Building Rust-GPU

Getting started

  1. Clone the repository.

    git clone --recurse-submodules https://github.com/rust-gpu/rust-gpu
    
  2. optional Install SPIRV-Tools and add it to your PATH. You can skip this step if you just want to run examples with the defaults. See Using installed SPIRV-Tools if you decide to go with this option.

  3. Next, look at the examples folder. There are two kinds of targets here: [runners] and [shaders]. The projects inside shaders are "GPU crates", i.e. ones that will be compiled to one or more SPIR-V modules. The runner projects are normal, CPU crates that use some graphics backend (currently, we have a wgpu runner, a Vulkan runner through ash, and a barebones pure software CPU runner) to actually run one of the "GPU crate" shaders.

    Run the example:

    cargo run --bin example-runner-wgpu
    

    This will build rustc_codegen_spirv, the compiler, then use that compiler to build sky-shader into a SPIR-V module, then finally, build a wgpu sample app (modified from wgpu's examples) using the built SPIR-V module to display the shader in a window.
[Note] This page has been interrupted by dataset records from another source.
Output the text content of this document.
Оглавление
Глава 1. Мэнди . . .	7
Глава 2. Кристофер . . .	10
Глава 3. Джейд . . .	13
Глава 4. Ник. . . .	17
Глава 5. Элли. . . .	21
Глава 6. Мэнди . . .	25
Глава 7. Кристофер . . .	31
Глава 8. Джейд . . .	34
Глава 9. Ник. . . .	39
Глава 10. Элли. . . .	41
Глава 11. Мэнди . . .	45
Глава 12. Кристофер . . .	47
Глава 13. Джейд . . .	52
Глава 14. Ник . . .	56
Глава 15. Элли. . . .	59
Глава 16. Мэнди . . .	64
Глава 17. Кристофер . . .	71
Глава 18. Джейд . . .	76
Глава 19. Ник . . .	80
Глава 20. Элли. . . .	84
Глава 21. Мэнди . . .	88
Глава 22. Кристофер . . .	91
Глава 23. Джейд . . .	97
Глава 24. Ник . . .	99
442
You may need the development version (i.e. headers/etc. included) of some packages in some distributions to be able to build the examples - specifically, x11 and libxkbcommon, as well as gcc/clang with c++ support. These packages may be called (fedora) libX11-devel, libxkbcommon-x11-devel, and gcc-c++, or (ubuntu) libxkbcommon-x11-dev, libx11-dev, and gcc.
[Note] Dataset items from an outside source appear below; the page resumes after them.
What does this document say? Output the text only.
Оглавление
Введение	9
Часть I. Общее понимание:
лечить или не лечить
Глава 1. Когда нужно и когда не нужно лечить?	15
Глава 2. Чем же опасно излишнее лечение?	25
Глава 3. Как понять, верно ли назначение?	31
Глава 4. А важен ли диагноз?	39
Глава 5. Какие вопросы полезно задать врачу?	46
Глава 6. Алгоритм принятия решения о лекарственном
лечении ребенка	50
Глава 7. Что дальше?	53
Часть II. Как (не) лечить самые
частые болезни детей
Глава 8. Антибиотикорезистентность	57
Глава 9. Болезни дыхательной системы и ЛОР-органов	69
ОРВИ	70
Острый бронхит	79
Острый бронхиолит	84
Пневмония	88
Using installed SPIRV-Tools

By default, all of the crates and examples in this repo will compile the spirv-tools-sys crate, including a lot of C++ code from SPIRV-Tools. If you don't want to build the C++ code because you already have SPIRV-Tools installed, or just don't want to spend more time compiling, you can build/run the crate with the use-installed-tools feature.

cargo run \
    --manifest-path examples/example-runner/Cargo.toml \
    --features use-installed-tools \
    --no-default-features

You should see warning: use-installed-tools feature on, skipping compilation of C++ code during the compilation, but otherwise the build will function just the same as if you compiled the C++ code, with the exception that it will fail if you don't have SPIRV-Tools installed correctly.